With over 15 years of experience, Harsh is an industry-recognized leader in Machine Learning, Data Science, and Artificial Intelligence. Harsh's career journey spans various verticals across global markets and top-tech companies like LinkedIn, Netflix and Palo Alto Networks with a focus on delivering data-driven solutions and driving business outcomes.
Harsh has a proven record of building and scaling high-performance teams - a testament to this is his success at Koo, where Harsh spearheaded the expansion of ML/Data Science teams.
As a result-driven professional, Harsh has applied ML/AI techniques to a wide array of business problems, from bot detection and spam detection to sales product recommendation and account takeover prevention during my time at LinkedIn and Netflix.
This broad spectrum of experience shows his flexibility and adaptability in handling complex business challenges.
Harsh's innovative approach is underpinned by patents in key areas like bot detection and threat detection. Harsh also has publications in renowned forums like the IEEE Systems, Man, and Cybernetics Society.
Harsh maintains an online publication datascience.fm that attracts thousands of readers every month and has seen contributions from student leaders and industry professionals.
Harsh has developed Molecule Search to provide molecule-based patent search to medicinal chemistry enthusiasts. This product applies vector similarity search using RDKit Postgres extension. The product also includes ChatGPT based patent summary and applicant patent landscape analysis.
Molecule Search is a great example of a data product.
Harsh started his career with Mu Sigma in 2008 where he developed the first ever industry curricula for R. At Mu Sigma, Harsh was a founding member of the Innovations and Development team where he worked on automating Machine Learning models, a paradigm that was later termed as AutoML. Harsh relocated to the Bay Area in 2011 after joining LinkedIn's Bangalore office and being hired as the first Data Scientist in LinkedIn India.
Between 2011 and 2020 Harsh lived in the Bay Area, California where he developed impactful Data Science & Machine Learning (DSML) solutions at companies such as LinkedIn and Netflix
After having spent a decade in California, Harsh decided to move to India in early 2021.
Harsh joined Koo in late 2021 to build their ML/AI team. Harsh quickly scaled the ML team from 3 to 20 engineers, comprising folks in Data Science, Machine Learning, and ML Ops.
Koo has been downloaded by more than 50M+ users across the world.
Under Harsh's leadership the team successfully delivered ML-powered product features such as ChatGPT assisted writing tools for creators, Semantic Search, Multilingual Topics, People You May Know, Content Recommendation, Feed Ranking, Trending Topics, led all aspects of Content Moderation and Spam detection, and was responsible for developing all personalization features across the app.
A key highlight of Harsh's contributions at Koo was to deliver an industry-first multilingual Topics feature.

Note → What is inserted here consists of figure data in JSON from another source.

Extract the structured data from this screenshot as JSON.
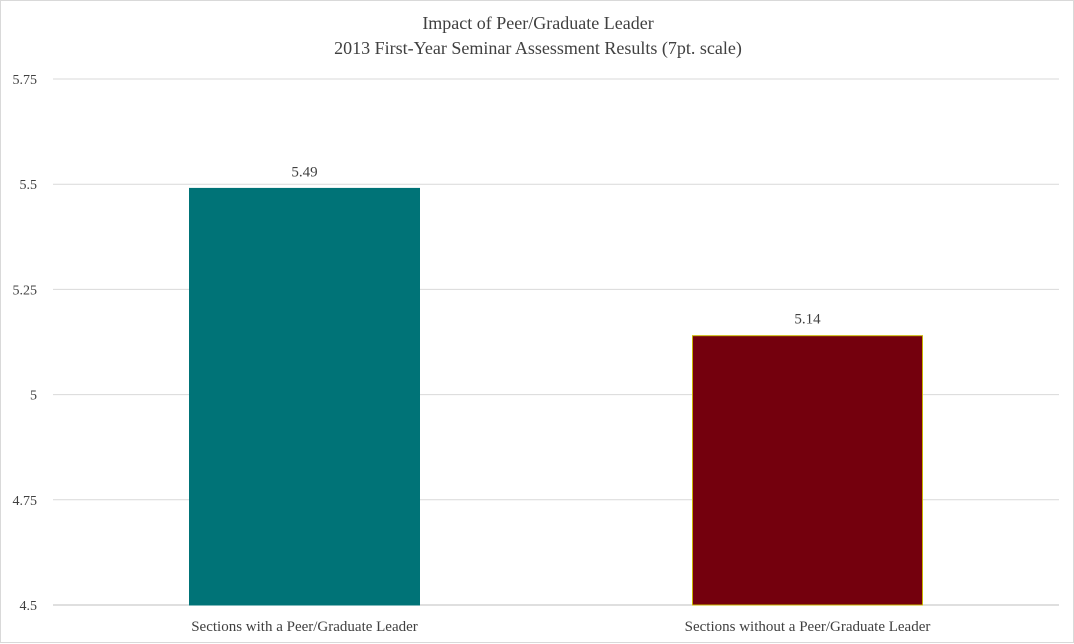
{
  "chart_data": {
    "type": "bar",
    "title": "Impact of Peer/Graduate Leader",
    "subtitle": "2013 First-Year Seminar Assessment Results (7pt. scale)",
    "xlabel": "",
    "ylabel": "",
    "categories": [
      "Sections with a Peer/Graduate Leader",
      "Sections without a Peer/Graduate Leader"
    ],
    "values": [
      5.49,
      5.14
    ],
    "data_labels": [
      "5.49",
      "5.14"
    ],
    "bar_colors": [
      "#007377",
      "#74000d"
    ],
    "bar_outline_colors": [
      "#007377",
      "#c8b400"
    ],
    "ylim": [
      4.5,
      5.75
    ],
    "yticks": [
      4.5,
      4.75,
      5,
      5.25,
      5.5,
      5.75
    ],
    "ytick_labels": [
      "4.5",
      "4.75",
      "5",
      "5.25",
      "5.5",
      "5.75"
    ],
    "grid": true,
    "legend": "none"
  }
}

This feature allowed every user irrespective of their native language to find content based on their Topic of interest and increased the average retention and time spent amongst millions of Koo users. Topics was developed on the back of many innovations in the field such as the use of multilingual embeddings, open-source model training and deployment technologies such as Ludwig and BentoML.
Koo collaborated with AI4Bharat very closely to develop KooBERT, the first open source BERT model training on multilingual microblog content.
Personalization features such as Recommended For You enabled creators to be disovered more efficiently by users who used Koo to connect with their favorite content and creators. These features were developed using large-scale data engineering technologies such as Spark and recommender system algorithms such as ALS.
The Content Moderation technologies developed by the ML team led by Harsh provided a safe environment for users. The team adopted cutting edge infrastructure elements such as Vector databases like Milvus and fine-tuned Large Language Models (LLMs) such as LLama2 and mT5 to detect toxicity.
Harsh has been invited to panel discussion on Indian language tech covered by GoI think tank on AI and is a strong supporter of developing technologies out of India.
Harsh has a YouTube channel where he posts videos on a variety of topics of interest to professionals in the Data and AI ecosystem.
Harsh Singhal actively works with student communities and guides them to excel in their journey towards DSML excellence. Harsh is also involved as an advisor in developing DSML curricula at academic institutions to increase AI talent density amongst India's student community.